My words got Cruz's attention. As badly as I wanted to know if the young man had proposed to my son, I knew it was irrelevant at the moment. Even if he hadn't, it was just a matter of time. With that knowledge in mind, I said, "I need you to listen to your brother. Really listen." I couldn't help but glance over my shoulder as I said the next part. "Listen to the things he's not saying."

Cruz was silent for a moment and then he finally nodded. I glanced at Elliot who also nodded in understanding. He leaned in and kissed his boyfriend softly and then whispered something in his ear that I couldn't hear. I took the opportunity to focus on Matias. "If you want to protect him, do it by telling him the truth." I found myself reaching out to squeeze Matias’s fingers. I kept the contact brief, though all I really wanted to do was lean in and close my arms around the man.

I waited for Elliot to join me and then led him to Ryan's room. I had no doubt that my oldest son had a million questions and that my youngest son was probably confused as hell by all the yelling that had been going on, but despite all that, all I really wanted to do was return to Matias’s side so he’d have someone to hold on to.

So much for faking it.

Chapter 23

Matias

For the first time in a long time, it wasn't a matter of not wanting to talk to my brother, it was a matter of not knowing what to say.

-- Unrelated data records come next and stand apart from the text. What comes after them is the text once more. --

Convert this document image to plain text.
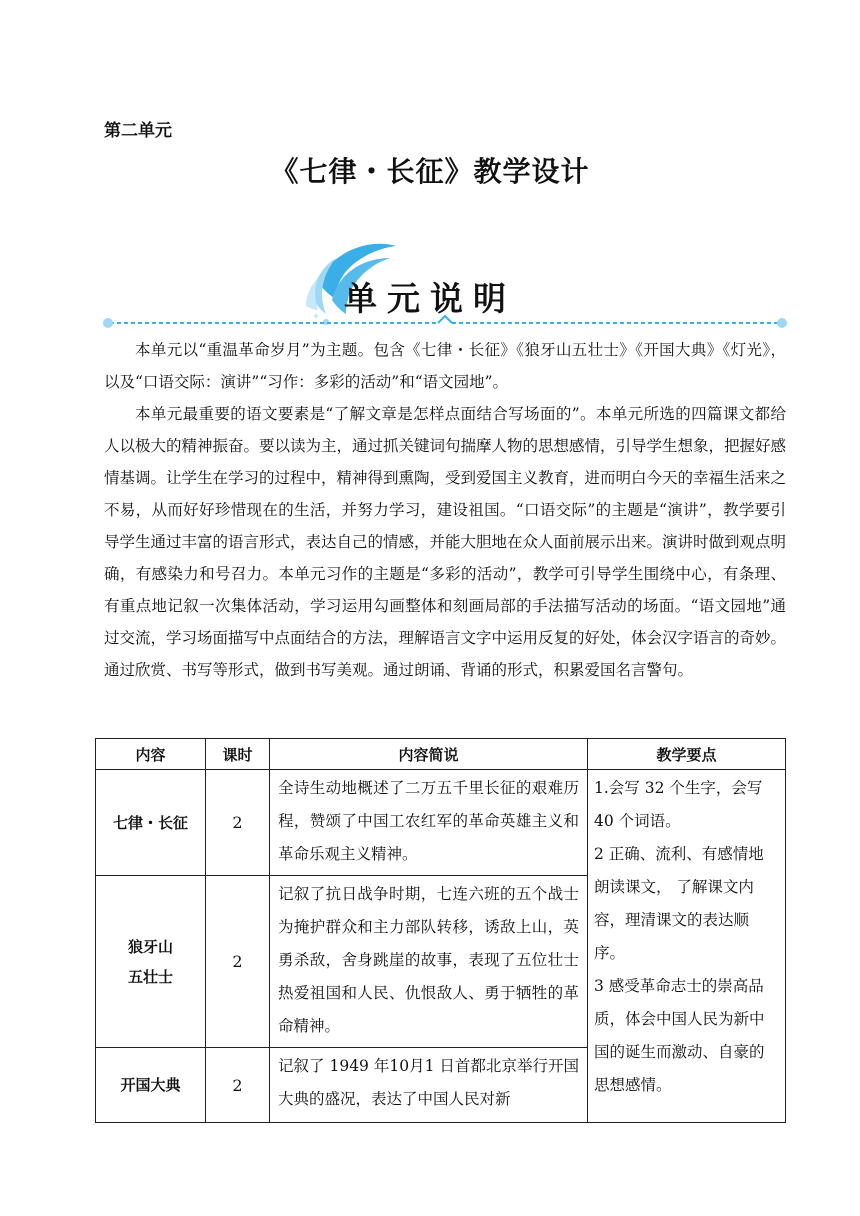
第二单元
《七律・长征》教学设计
单元说明

本单元以“重温革命岁月”为主题。包含《七律・长征》《狼牙山五壮士》《开国大典》《灯光》，以及“口语交际：演讲”“习作：多彩的活动”和“语文园地”。

本单元最重要的语文要素是“了解文章是怎样点面结合写场面的”。本单元所选的四篇课文都给人以极大的精神振奋。要以读为主，通过抓关键词句揣摩人物的思想感情，引导学生想象，把握好感情基调。让学生在学习的过程中，精神得到熏陶，受到爱国主义教育，进而明白今天的幸福生活来之不易，从而好好珍惜现在的生活，并努力学习，建设祖国。“口语交际”的主题是“演讲”，教学要引导学生通过丰富的语言形式，表达自己的情感，并能大胆地在众人面前展示出来。演讲时做到观点明确，有感染力和号召力。本单元习作的主题是“多彩的活动”，教学可引导学生围绕中心，有条理、有重点地记叙一次集体活动，学习运用勾画整体和刻画局部的手法描写活动的场面。“语文园地”通过交流，学习场面描写中点面结合的方法，理解语言文字中运用反复的好处，体会汉字语言的奇妙。通过欣赏、书写等形式，做到书写美观。通过朗诵、背诵的形式，积累爱国名言警句。

内容	课时	内容简说	教学要点
七律・长征	2	全诗生动地概述了二万五千里长征的艰难历程，赞颂了中国工农红军的革命英雄主义和革命乐观主义精神。	1.会写 32 个生字，会写 40 个词语。
2 正确、流利、有感情地朗读课文， 了解课文内容，理清课文的表达顺序。
3 感受革命志士的崇高品质，体会中国人民为新中国的诞生而激动、自豪的思想感情。

狼牙山
五壮士	2	记叙了抗日战争时期，七连六班的五个战士为掩护群众和主力部队转移，诱敌上山，英勇杀敌，舍身跳崖的故事，表现了五位壮士热爱祖国和人民、仇恨敌人、勇于牺牲的革命精神。	
开国大典	2	记叙了 1949 年10月1 日首都北京举行开国大典的盛况，表达了中国人民对新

I didn't do feelings or emotions. I dealt in truths and silence. But as I stood before Cruz and took in the disappointment that was clearly written across every feature, I knew that silence wasn't an option.

Which left the truth.

"I thought he was just an obsession. I thought if I could get past the physical attraction, I could move on," I said.

"And did it even register with you what your obsession could do to my relationship with Elliot?" Cruz asked.

"Yes," I acknowledged.

Cruz nodded. "So it registered, but you just didn't care?"

"Did you care when pursuing something with Elliot jeopardized your job?"

"I'm not your job, Matias! I'm your brother!"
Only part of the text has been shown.